I so rarely use a recipe as printed, even the first time I do something. But every now and then you hit a true winner. One of the sites I visit regularly is “Italian Food Forever,” which is run by Deborah Mele. This dish is as elegant as it is simple. The same shortbread recipe is used for the pressed in base and the crumb, and the center is a quart of blueberries tossed with a few ingredients. I used salted butter and left out the added salt.
I made this with gluten-free flour, to meet the local needs, and while I do not eat this flour and sugar-based food, I am assured it was a winner. The look and smell were superb. I’ll likely try a low carb, no-sugar version with raspberries… sooner or later.

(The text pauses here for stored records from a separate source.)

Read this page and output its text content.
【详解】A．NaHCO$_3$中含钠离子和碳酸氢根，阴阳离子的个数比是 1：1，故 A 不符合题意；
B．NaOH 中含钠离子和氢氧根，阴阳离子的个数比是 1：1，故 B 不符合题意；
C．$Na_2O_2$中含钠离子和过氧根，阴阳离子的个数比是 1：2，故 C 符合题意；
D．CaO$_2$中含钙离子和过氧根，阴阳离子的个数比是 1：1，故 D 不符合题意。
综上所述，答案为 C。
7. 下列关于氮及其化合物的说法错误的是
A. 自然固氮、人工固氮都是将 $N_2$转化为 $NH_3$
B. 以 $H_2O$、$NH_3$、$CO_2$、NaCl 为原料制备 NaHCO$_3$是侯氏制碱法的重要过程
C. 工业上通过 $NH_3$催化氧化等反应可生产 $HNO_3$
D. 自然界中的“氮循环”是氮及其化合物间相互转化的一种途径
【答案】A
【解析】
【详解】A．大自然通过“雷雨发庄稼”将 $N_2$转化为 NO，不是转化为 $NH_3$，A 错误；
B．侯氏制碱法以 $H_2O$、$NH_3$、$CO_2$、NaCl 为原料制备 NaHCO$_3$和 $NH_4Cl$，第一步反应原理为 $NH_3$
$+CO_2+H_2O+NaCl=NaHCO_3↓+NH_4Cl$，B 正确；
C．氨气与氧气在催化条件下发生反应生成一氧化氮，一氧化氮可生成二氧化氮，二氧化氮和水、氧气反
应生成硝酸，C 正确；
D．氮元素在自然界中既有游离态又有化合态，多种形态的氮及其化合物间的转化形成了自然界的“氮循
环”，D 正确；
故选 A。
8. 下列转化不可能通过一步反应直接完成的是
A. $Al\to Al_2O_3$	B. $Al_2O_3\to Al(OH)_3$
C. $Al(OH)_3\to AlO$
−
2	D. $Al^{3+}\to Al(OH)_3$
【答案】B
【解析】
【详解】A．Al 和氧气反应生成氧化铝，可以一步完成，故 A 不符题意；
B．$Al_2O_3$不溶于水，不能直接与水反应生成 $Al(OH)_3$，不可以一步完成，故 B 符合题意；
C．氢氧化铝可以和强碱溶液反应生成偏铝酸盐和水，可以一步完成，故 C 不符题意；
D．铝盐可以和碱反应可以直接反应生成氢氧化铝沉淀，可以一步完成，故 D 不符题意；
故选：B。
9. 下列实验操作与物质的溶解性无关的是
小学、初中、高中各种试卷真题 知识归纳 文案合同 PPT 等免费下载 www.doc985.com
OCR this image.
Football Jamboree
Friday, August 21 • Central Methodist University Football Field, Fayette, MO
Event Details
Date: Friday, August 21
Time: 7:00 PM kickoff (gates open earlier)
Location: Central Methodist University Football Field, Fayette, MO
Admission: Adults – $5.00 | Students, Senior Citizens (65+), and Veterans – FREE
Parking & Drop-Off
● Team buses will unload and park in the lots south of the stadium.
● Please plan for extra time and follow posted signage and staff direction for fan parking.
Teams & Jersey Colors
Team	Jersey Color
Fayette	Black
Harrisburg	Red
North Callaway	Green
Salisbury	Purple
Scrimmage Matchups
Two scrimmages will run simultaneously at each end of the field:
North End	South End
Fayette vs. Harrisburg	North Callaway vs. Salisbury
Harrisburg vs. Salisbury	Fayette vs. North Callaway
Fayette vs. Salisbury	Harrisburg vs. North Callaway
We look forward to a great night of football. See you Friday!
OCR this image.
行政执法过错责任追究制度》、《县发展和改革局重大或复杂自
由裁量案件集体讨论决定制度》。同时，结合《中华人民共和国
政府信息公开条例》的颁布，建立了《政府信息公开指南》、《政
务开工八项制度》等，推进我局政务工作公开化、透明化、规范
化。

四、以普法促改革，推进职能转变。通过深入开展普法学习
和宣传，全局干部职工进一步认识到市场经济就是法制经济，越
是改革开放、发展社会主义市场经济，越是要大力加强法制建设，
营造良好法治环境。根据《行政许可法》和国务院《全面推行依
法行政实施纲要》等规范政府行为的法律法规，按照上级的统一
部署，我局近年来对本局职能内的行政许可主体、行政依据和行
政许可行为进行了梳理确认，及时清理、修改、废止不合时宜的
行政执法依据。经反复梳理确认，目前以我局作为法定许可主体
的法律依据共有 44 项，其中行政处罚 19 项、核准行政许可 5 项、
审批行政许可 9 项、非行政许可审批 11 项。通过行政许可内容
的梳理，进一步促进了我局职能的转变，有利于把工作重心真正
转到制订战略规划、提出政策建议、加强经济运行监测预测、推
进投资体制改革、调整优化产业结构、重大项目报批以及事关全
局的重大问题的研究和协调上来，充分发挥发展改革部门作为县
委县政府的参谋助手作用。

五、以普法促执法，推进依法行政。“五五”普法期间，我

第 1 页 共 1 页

Spray a 9 x 13 baking dish with oil and line with parchment.
In a bowl, toss the berries with the cornstarch and sugar. Set aside.
In a small bowl, lightly beat the egg with the vanilla.
In a large bowl, combine the flour, sugars, and baking powder.
Add the egg mixture into the dry ingredients, mix as well as possible.
Add the diced butter and toss to coat. Treat this as a pastry crust, so use what you are comfortable with: big fork, pastry cutter, fast hands. I like fast hands. Work the mixture rapidly with your hands, trying not to melt the butter, but getting the mixture to a pressable pastry consistency. I would say it took about 5 minutes.
Press half of the mixture into the parchment-lined baking dish.
Add the lemon juice and zest to the filling mixture. Toss rapidly and distribute onto the surface of the crust.
Sprinkle the remaining pastry, as a crumb, over the top of the blueberries.
Bake, uncovered, for 35 minutes. The fruit should be bubbly and the top crumb a light brown.
Remove from the oven and cool for about an hour on the counter, then transfer to the refrigerator. Cool for an hour. Remove by the parchment to a cutting board and use a sharp, thin knife to slice into 12 squares.
Wrap individually in plastic wrap and store in a container in the refrigerator.